The Quaker community consists of about 300,000 believers worldwide and about 300 in Germany. They live a life of simplicity. What does that mean today, to live simply?

Heinrichs: That means that they don't see material life as the real thing, but spiritual life. That doesn't mean that they are all poor, but they can give. They are a great example in that respect. They are concerned, as the Bible also says, with providing wealth in heaven by also giving to the poor. And they continue to make a colossal commitment to this worldwide. The Quakers were one of the first to oppose slavery. They led slaves across the Canadian border to freedom in the U.S. They have always done a great service for those who were deprived of their rights. In the U.S., there was a movement against forced prostitution. The Quakers rescued many women from this form of slavery. A very wide range of help, all based on this consensus: people are equal.
The Quakers were also persecuted in Germany and from this persecution situation they always thought of helping others. Their work in Russia is also exemplary. There they worked together with the Mennonites and made sure that people/persecutees could emigrate.
And then there is also this state, which should not be left unmentioned. Pennsylvania was founded and named by the Quaker William Penn. The capital Philadelphia means brotherly love, which includes all mankind.

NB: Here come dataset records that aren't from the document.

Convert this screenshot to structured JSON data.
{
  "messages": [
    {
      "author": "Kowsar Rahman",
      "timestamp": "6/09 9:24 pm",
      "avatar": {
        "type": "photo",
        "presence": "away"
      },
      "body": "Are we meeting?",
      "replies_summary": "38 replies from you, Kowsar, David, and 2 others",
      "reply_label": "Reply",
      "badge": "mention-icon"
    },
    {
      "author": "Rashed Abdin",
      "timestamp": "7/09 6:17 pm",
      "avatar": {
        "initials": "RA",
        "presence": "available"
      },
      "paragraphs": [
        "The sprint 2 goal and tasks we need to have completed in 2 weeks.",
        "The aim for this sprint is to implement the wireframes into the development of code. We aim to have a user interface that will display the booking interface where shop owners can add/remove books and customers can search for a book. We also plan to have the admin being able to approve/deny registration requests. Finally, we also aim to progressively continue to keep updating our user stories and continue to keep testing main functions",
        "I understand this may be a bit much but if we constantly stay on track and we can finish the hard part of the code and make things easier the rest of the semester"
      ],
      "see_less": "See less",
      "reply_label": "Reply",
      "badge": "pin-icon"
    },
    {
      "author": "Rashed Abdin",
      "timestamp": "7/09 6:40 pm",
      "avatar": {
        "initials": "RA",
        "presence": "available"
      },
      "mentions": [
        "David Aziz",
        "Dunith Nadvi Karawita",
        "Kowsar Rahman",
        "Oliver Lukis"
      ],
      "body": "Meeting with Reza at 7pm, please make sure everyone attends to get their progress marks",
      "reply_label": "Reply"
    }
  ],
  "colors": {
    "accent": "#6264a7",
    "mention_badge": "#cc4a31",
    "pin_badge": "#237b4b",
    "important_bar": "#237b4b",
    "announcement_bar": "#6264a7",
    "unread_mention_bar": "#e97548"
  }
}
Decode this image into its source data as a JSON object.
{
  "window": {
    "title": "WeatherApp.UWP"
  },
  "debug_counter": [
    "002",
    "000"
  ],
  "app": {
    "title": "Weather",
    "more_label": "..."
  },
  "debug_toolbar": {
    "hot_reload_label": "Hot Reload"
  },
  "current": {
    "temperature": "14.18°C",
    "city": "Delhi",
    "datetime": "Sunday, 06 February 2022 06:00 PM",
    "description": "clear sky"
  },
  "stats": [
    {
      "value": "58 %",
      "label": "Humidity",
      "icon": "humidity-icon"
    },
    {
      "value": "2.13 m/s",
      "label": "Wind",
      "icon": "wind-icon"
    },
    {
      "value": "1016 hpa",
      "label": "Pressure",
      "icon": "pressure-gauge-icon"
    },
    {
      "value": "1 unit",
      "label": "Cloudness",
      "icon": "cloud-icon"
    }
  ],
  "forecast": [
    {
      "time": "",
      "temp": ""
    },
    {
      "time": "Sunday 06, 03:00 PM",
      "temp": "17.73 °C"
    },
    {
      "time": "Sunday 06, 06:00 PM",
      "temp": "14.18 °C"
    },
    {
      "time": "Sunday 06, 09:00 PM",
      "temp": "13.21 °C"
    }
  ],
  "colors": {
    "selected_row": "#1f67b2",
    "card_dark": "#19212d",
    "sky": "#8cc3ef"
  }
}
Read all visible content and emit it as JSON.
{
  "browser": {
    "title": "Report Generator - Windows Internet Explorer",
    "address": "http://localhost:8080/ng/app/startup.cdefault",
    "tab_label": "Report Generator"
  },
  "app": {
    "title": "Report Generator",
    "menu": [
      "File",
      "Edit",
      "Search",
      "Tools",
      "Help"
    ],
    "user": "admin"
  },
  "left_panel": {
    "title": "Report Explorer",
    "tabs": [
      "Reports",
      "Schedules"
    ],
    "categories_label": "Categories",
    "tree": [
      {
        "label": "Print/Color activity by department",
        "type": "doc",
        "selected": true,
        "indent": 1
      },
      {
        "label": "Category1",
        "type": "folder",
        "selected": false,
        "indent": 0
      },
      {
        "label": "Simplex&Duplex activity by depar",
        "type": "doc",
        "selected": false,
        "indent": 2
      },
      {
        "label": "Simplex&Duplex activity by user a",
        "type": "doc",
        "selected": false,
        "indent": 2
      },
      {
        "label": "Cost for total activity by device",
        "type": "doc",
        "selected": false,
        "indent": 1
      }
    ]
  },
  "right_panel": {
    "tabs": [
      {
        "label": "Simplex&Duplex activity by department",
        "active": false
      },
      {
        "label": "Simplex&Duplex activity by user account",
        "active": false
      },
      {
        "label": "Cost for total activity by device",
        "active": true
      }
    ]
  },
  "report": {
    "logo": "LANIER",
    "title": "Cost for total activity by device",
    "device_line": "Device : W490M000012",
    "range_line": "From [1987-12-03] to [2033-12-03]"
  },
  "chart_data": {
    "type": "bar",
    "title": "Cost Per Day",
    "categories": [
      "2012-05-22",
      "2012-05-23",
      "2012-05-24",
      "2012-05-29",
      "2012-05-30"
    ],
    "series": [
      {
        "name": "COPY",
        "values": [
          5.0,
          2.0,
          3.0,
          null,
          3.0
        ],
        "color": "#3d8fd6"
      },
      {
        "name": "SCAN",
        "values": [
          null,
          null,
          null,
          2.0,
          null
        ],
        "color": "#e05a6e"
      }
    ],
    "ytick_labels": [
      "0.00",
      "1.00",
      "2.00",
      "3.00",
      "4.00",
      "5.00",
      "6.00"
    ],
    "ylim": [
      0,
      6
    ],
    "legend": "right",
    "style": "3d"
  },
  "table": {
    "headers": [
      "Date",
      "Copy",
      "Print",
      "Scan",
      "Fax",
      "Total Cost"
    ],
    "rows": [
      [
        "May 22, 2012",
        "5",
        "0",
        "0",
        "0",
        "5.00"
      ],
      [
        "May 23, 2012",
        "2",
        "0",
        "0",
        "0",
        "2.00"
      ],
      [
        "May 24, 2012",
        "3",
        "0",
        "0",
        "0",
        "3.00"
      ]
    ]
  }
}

And that has remained characteristic of the community.

Uwe Blass (Interview on February 8, 2021)


Wolfgang Heinrichs is Associate Professor of Modern History in the School of Humanities at the University of Wuppertal, with special emphasis on church history. He teaches at the Freie Christliche Gymnasium Düsseldorf, history and Protestant religion.  He is also a pastor in the Federation of Free Evangelical Churches.